MILANO – Calma. E ancora calma. Massimiliano Allegri lo va ripetendo da tempo, da inizio stagione, quando arrivò l’inaspettata caduta interna alla prima giornata contro la Cremonese, passando per il filotto di risultati utili (24) che ha entusiasmato il popolo rossonero negli ultimi sei mesi, col Milan tornato a duellare per le prime posizioni dopo un anonimo e deludente ottavo posto con annesso ko nella finale di Coppa Italia contro il Bologna. Calma è quello che Allegri ripeterà ai suoi giocatori oggi quando li ritroverà a Milanello dopo la pesante sconfitta di domenica sera a San Siro contro il Parma. Pesante non tanto nel punteggio, quanto per gli effetti che potrebbe produrre nello spogliatoio e nell’ambiente rossonero. Quasi sicuramente la gara col Parma ha virtualmente chiuso il discorso scudetto: l’Inter, a più 10, dovrebbe oggettivamente “suicidarsi” nelle prossime dodici giornate e anche il derby del prossimo 7-8 marzo a questo punto potrebbe ridursi solamente a semplice valore di rivalità cittadina. Se da un lato Allegri, i dirigenti e i giocatori da agosto hanno sempre ripetuto pubblicamente come l’obiettivo fosse tornare in Champions, è evidente che la molla di poter contendere il titolo all’Inter, con la possibilità di arrivare alla seconda stella, abbia spinto la rosa rossonera, sulla carta inferiore e più corta di quella dei cugini, a over performare in molti passaggi della stagione, considerando anche le condizioni quasi mai perfette di Leao e Pulisic in contemporanea. La delusioni negli occhi dei giocatori del Diavolo domenica sera era lampante, così come il nervosismo.

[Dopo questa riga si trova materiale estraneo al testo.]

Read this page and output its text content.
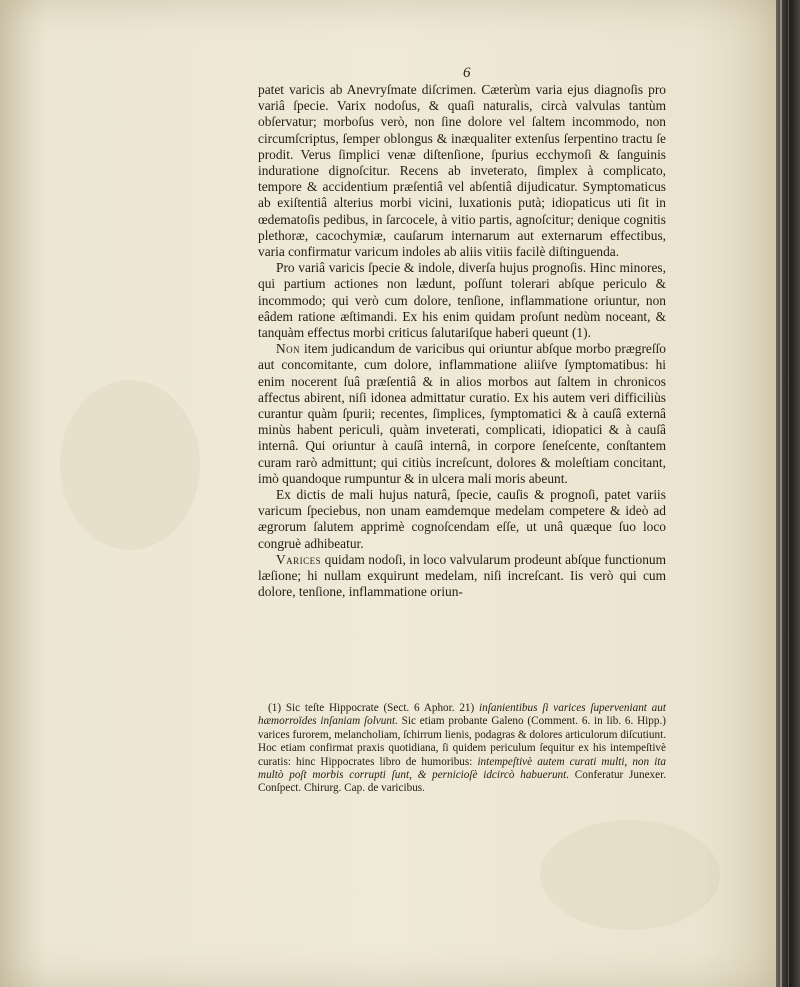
6

patet varicis ab Anevryſmate diſcrimen. Cæterùm varia ejus diagnoſis pro variâ ſpecie. Varix nodoſus, & quaſi naturalis, circà valvulas tantùm obſervatur; morboſus verò, non ſine dolore vel ſaltem incommodo, non circumſcriptus, ſemper oblongus & inæqualiter extenſus ſerpentino tractu ſe prodit. Verus ſimplici venæ diſtenſione, ſpurius ecchymoſi & ſanguinis induratione dignoſcitur. Recens ab inveterato, ſimplex à complicato, tempore & accidentium præſentiâ vel abſentiâ dijudicatur. Symptomaticus ab exiſtentiâ alterius morbi vicini, luxationis putà; idiopaticus uti ſit in œdematoſis pedibus, in ſarcocele, à vitio partis, agnoſcitur; denique cognitis plethoræ, cacochymiæ, cauſarum internarum aut externarum effectibus, varia confirmatur varicum indoles ab aliis vitiis facilè diſtinguenda.

Pro variâ varicis ſpecie & indole, diverſa hujus prognoſis. Hinc minores, qui partium actiones non lædunt, poſſunt tolerari abſque periculo & incommodo; qui verò cum dolore, tenſione, inflammatione oriuntur, non eâdem ratione æſtimandi. Ex his enim quidam proſunt nedùm noceant, & tanquàm effectus morbi criticus ſalutariſque haberi queunt (1).

Non item judicandum de varicibus qui oriuntur abſque morbo prægreſſo aut concomitante, cum dolore, inflammatione aliiſve ſymptomatibus: hi enim nocerent ſuâ præſentiâ & in alios morbos aut ſaltem in chronicos affectus abirent, niſi idonea admittatur curatio. Ex his autem veri difficiliùs curantur quàm ſpurii; recentes, ſimplices, ſymptomatici & à cauſâ externâ minùs habent periculi, quàm inveterati, complicati, idiopatici & à cauſâ internâ. Qui oriuntur à cauſâ internâ, in corpore ſeneſcente, conſtantem curam rarò admittunt; qui citiùs increſcunt, dolores & moleſtiam concitant, imò quandoque rumpuntur & in ulcera mali moris abeunt.

Ex dictis de mali hujus naturâ, ſpecie, cauſis & prognoſi, patet variis varicum ſpeciebus, non unam eamdemque medelam competere & ideò ad ægrorum ſalutem apprimè cognoſcendam eſſe, ut unâ quæque ſuo loco congruè adhibeatur.

Varices quidam nodoſi, in loco valvularum prodeunt abſque functionum læſione; hi nullam exquirunt medelam, niſi increſcant. Iis verò qui cum dolore, tenſione, inflammatione oriun-

(1) Sic teſte Hippocrate (Sect. 6 Aphor. 21) inſanientibus ſi varices ſuperveniant aut hæmorroïdes inſaniam ſolvunt. Sic etiam probante Galeno (Comment. 6. in lib. 6. Hipp.) varices furorem, melancholiam, ſchirrum lienis, podagras & dolores articulorum diſcutiunt. Hoc etiam confirmat praxis quotidiana, ſi quidem periculum ſequitur ex his intempeſtivè curatis: hinc Hippocrates libro de humoribus: intempeſtivè autem curati multi, non ita multò poſt morbis corrupti ſunt, & pernicioſè idcircò habuerunt. Conferatur Junexer. Conſpect. Chirurg. Cap. de varicibus.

Polemiche arbitrali e tensione nello spogliatoio del Milan
Questo è l’altro effetto del ko con i ducali che preoccupa molto in casa Milan. Il club rossonero è convinto di aver avuto diversi torti arbitrali nelle ultime giornate, compresi i due episodi chiave di domenica sera, lo scontro Corvi-Loftus Cheek (da rigore per il Milan) e il gol convalidato a Troilo (fallo dello stesso argentino su Bartesaghi e pure di Valenti su Maignan). Landucci, vice di Allegri, si è allineato al pensiero del tecnico livornese e ha più volte ripetuto come la squadra debba concentrarsi sul proprio percorso senza pensare a questi aspetti. Difficile che un calciatore non lo faccia, basti pensare ai post polemici sui social di Leao (dopo Parma) e Rabiot (post-Pisa), per non parlare delle reazioni sopra le righe di altri in campo, come Saelemaekers e Tomori, fra i più “elettrici” nelle ultime giornate.